Identify the developing zygotes under the microscope and use a plastic transfer pipette with a cut tip to place 10 to 20 eggs in as little water as possible onto the edge of the glass microscope slide set in the inverted top of the Petri dish. Using a delicate task wipe, gently press the slide to remove the excess water to allow the eggs to adhere firmly to the edge of the slide. Water will be wicked under the slide and pull eggs against the edge.
There should be just enough water to keep the eggs moist while maintaining little standing moisture to avoid egg movement during injection. Align the eggs against the slide vertically, perpendicular to the approaching needle, and use a micromanipulator to position the needle against the chorion. Then, holding the needle at a roughly 45-degree angle, insert the tip first into the chorion and then, into the single cell, injecting through the yolk if possible.

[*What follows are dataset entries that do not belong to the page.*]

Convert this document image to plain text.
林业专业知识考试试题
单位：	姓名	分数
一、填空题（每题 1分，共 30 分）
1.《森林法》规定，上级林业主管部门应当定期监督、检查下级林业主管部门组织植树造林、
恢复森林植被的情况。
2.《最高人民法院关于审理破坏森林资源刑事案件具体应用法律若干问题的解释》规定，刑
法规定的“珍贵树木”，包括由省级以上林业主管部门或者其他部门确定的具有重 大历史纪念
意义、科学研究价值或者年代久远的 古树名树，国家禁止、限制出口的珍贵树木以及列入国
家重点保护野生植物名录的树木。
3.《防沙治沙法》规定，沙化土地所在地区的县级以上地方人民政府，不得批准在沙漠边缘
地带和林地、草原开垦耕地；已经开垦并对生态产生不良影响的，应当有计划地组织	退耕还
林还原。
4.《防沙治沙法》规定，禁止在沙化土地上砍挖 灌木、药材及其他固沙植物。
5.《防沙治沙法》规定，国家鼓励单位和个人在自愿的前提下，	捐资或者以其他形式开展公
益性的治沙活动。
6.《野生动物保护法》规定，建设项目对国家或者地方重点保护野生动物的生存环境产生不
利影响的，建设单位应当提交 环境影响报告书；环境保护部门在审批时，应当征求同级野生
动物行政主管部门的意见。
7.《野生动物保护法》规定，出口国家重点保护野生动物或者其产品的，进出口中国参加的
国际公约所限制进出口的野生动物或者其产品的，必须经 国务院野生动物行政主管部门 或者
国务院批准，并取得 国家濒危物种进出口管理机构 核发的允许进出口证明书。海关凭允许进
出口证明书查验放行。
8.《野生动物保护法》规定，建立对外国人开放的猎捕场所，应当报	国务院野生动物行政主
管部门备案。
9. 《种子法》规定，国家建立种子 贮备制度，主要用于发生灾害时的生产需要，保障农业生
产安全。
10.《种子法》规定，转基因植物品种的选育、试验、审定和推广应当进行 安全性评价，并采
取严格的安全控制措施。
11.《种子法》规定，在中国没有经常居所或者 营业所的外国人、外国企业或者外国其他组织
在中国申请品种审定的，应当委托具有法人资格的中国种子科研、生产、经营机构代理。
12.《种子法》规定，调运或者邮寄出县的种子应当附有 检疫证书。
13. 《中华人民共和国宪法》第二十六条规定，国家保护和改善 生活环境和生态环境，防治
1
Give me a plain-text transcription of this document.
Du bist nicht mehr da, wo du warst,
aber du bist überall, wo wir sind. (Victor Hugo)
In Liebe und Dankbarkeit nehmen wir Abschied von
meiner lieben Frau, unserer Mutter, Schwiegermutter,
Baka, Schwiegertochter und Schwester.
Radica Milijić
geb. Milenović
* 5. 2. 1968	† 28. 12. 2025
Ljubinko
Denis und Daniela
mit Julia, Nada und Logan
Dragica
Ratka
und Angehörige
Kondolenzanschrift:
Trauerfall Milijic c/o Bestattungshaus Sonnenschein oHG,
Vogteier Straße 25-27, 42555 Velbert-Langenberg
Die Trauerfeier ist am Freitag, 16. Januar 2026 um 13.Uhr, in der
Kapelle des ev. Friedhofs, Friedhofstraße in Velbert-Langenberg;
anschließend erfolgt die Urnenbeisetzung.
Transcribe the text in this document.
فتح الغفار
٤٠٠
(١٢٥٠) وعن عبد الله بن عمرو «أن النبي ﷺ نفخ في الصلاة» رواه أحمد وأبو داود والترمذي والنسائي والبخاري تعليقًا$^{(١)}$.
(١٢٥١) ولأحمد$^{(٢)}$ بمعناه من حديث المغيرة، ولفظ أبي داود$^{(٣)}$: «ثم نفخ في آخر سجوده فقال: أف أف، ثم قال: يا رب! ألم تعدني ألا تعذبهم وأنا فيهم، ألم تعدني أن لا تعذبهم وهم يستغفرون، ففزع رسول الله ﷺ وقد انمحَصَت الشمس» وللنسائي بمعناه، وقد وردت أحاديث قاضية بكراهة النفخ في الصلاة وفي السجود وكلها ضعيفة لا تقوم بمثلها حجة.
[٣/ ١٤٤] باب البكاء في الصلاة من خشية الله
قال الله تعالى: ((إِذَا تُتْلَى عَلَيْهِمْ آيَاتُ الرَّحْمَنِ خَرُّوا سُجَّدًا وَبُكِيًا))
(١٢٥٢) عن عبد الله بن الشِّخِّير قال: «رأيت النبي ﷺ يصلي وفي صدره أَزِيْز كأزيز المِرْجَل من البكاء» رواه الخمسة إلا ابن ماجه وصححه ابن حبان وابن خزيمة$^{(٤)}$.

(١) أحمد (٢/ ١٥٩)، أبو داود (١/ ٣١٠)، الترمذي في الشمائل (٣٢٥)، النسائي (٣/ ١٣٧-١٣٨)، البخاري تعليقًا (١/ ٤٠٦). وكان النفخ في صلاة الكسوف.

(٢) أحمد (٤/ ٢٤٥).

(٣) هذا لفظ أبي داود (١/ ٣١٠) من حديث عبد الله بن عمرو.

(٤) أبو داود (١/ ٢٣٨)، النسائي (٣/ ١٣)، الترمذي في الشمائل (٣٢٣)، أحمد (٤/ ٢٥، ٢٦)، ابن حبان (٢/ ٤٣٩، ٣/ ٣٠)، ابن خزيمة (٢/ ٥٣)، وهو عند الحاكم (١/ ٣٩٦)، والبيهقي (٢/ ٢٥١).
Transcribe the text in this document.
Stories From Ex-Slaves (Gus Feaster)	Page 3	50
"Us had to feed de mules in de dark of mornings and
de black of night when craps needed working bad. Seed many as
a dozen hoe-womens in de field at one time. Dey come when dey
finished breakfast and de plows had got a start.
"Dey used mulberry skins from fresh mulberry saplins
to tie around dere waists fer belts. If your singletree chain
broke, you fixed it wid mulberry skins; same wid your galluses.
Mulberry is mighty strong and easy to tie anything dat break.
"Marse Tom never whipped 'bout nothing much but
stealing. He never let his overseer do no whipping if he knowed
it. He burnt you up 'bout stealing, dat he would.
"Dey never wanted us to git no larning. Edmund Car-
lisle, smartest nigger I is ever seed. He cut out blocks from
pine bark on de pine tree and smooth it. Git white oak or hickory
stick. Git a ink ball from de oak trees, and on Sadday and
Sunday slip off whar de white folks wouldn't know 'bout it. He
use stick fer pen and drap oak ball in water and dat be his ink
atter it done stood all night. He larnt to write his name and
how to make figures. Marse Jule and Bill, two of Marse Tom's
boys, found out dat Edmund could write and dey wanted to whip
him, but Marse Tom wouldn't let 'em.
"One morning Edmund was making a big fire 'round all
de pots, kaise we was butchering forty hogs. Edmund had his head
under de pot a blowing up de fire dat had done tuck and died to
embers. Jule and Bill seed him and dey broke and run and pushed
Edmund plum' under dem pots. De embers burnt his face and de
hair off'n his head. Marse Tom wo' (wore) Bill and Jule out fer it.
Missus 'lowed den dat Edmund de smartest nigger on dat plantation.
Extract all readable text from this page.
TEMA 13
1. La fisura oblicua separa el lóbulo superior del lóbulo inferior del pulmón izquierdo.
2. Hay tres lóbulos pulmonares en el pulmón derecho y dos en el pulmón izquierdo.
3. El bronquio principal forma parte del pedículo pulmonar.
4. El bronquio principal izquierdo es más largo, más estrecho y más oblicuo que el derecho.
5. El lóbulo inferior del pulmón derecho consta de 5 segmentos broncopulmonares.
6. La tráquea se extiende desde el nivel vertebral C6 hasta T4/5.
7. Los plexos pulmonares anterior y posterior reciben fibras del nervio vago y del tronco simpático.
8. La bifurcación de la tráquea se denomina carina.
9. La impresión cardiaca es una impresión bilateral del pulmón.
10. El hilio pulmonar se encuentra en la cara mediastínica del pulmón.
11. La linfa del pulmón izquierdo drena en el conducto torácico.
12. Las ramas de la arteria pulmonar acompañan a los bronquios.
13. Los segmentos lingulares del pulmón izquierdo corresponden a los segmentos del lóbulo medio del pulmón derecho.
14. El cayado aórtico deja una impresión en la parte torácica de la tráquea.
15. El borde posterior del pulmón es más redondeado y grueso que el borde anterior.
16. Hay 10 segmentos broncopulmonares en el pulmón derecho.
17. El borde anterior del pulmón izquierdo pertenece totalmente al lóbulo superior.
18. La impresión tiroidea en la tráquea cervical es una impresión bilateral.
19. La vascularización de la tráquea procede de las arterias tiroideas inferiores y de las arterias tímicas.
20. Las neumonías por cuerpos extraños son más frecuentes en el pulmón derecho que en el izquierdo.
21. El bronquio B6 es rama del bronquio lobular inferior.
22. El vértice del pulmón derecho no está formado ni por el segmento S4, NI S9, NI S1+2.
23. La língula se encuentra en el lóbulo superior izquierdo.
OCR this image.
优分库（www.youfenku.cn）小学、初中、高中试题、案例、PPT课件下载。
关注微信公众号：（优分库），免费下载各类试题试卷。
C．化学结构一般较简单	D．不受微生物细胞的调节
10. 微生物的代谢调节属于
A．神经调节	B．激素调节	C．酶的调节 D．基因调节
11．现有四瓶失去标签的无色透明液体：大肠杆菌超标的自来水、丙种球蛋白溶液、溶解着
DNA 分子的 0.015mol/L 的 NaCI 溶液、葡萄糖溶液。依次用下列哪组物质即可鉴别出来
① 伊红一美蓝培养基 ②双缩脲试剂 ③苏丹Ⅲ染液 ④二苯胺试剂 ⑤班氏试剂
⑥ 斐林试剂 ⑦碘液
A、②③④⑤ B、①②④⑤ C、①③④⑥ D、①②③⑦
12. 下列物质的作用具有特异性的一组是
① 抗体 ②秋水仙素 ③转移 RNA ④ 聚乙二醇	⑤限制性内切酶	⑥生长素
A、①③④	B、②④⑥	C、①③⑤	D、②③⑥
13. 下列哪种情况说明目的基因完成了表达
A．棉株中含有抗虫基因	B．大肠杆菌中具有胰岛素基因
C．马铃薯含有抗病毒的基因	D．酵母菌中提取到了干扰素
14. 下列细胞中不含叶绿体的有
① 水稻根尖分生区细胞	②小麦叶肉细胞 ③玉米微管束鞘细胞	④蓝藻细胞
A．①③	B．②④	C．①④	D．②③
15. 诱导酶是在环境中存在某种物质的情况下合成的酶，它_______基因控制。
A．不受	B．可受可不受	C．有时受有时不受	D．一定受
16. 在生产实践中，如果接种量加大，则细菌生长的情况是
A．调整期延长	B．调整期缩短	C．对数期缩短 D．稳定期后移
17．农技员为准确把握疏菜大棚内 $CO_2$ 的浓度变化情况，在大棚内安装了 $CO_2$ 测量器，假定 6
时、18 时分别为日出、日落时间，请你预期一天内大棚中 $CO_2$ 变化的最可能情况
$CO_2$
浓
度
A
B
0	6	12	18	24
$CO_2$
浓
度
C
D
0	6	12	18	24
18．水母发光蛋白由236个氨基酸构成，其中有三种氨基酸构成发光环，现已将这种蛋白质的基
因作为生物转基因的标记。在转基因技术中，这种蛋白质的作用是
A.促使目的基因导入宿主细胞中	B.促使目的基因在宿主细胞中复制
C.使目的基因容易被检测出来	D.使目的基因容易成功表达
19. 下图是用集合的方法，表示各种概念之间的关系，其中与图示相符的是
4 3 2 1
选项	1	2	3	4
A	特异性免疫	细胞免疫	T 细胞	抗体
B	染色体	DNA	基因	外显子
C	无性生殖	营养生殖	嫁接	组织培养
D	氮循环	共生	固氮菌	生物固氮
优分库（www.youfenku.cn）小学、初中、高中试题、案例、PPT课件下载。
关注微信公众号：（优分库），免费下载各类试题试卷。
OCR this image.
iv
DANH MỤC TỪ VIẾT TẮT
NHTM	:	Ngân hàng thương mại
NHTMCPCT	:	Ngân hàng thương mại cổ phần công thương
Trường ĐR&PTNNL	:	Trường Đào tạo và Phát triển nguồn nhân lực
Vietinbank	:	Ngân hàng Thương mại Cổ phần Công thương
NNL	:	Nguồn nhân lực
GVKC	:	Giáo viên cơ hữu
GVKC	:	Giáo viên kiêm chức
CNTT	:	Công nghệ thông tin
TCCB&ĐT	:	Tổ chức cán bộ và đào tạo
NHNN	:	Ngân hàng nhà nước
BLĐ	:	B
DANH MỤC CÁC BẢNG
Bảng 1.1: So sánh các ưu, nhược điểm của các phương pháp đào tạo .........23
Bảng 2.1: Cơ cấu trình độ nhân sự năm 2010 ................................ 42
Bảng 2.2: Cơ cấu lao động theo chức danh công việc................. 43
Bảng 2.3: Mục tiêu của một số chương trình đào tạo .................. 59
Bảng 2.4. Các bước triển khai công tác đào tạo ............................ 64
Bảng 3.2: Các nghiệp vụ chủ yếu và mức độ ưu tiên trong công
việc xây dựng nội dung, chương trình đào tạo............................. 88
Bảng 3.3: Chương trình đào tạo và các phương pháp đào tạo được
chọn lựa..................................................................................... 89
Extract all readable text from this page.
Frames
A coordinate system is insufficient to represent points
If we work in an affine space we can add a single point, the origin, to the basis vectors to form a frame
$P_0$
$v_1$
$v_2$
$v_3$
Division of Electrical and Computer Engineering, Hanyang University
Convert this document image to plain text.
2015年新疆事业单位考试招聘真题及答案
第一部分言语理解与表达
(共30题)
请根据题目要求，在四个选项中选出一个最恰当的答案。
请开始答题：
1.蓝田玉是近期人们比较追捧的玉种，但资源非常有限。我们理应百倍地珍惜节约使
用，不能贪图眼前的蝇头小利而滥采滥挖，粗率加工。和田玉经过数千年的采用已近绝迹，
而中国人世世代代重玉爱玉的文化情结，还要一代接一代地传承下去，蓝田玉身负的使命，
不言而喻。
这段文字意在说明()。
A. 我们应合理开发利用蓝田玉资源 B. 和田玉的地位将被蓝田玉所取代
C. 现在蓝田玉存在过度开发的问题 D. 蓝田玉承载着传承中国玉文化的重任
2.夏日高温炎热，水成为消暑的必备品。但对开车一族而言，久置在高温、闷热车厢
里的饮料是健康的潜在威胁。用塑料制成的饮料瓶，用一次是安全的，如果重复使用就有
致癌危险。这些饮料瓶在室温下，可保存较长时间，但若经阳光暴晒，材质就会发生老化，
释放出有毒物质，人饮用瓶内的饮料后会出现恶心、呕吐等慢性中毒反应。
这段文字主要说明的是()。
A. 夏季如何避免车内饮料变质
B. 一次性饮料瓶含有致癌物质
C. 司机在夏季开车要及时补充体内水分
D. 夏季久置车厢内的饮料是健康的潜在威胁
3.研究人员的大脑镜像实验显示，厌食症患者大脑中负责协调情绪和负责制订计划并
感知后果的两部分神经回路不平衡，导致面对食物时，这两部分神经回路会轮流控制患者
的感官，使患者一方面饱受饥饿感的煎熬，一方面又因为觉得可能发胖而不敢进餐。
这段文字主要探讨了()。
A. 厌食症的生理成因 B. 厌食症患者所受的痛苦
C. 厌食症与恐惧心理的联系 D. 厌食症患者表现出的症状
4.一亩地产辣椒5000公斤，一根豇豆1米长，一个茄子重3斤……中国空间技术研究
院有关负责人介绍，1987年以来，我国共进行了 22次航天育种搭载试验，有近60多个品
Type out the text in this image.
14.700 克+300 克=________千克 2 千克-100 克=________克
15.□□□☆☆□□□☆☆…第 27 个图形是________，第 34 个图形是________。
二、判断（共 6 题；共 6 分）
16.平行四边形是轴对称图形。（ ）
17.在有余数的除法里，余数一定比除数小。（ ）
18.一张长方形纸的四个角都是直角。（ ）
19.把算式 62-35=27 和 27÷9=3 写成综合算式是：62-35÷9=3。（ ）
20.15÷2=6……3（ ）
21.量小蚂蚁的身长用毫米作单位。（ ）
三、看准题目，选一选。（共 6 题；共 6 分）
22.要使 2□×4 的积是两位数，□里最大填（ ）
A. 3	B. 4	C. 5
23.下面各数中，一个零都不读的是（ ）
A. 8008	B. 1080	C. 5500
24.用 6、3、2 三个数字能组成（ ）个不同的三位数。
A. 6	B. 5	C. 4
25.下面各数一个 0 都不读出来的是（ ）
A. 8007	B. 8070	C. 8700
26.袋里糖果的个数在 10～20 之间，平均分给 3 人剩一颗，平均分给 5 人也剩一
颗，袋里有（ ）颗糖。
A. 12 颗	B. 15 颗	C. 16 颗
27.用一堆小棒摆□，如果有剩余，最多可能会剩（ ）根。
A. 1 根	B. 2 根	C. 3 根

Remove any broken eggs during the injection with fine forceps. When all of the eggs has been injected, use a squirt bottle of 0.22-micrometer pore filtered system water to gently flush the eggs from the injection stage into a new 100-millimeter diameter Petri dish. Following a successful short guide RNAs selection and synthesis, in vitro cleavage can be tested for selection for single cell microinjections.
After PCR clean up and cloning, in this representative experiment, CRISPR-Cas9 induced mutations were identified in individual B.gauderio and B.brachyistius clones with strong electric organ discharge amplitude reduction, whereas uninjected controls displayed only referenced genotypes. Visualization of the electric organ discharge amplitude between confirmed CRISPR mutants and agent size matched uninjected controls demonstrated that both SCN-4 AA mutant B.brachyistius and B.gauderio embryos had significantly lower electric organ discharge amplitudes than controls. When performing the micro injections, move as quickly and deliberately as possible to maximize the number of single-cell injected embryos that survive.
Do not waste time with difficult eggs. Once successful mutants have been identified, traditional breeding methods can create stable mutant lines, which eliminate CRSPR associated mosaicism concerns. This protocol will allow researchers to conduct comparative genomic studies with functional validation in two convergently evolved species of weakly electric fish.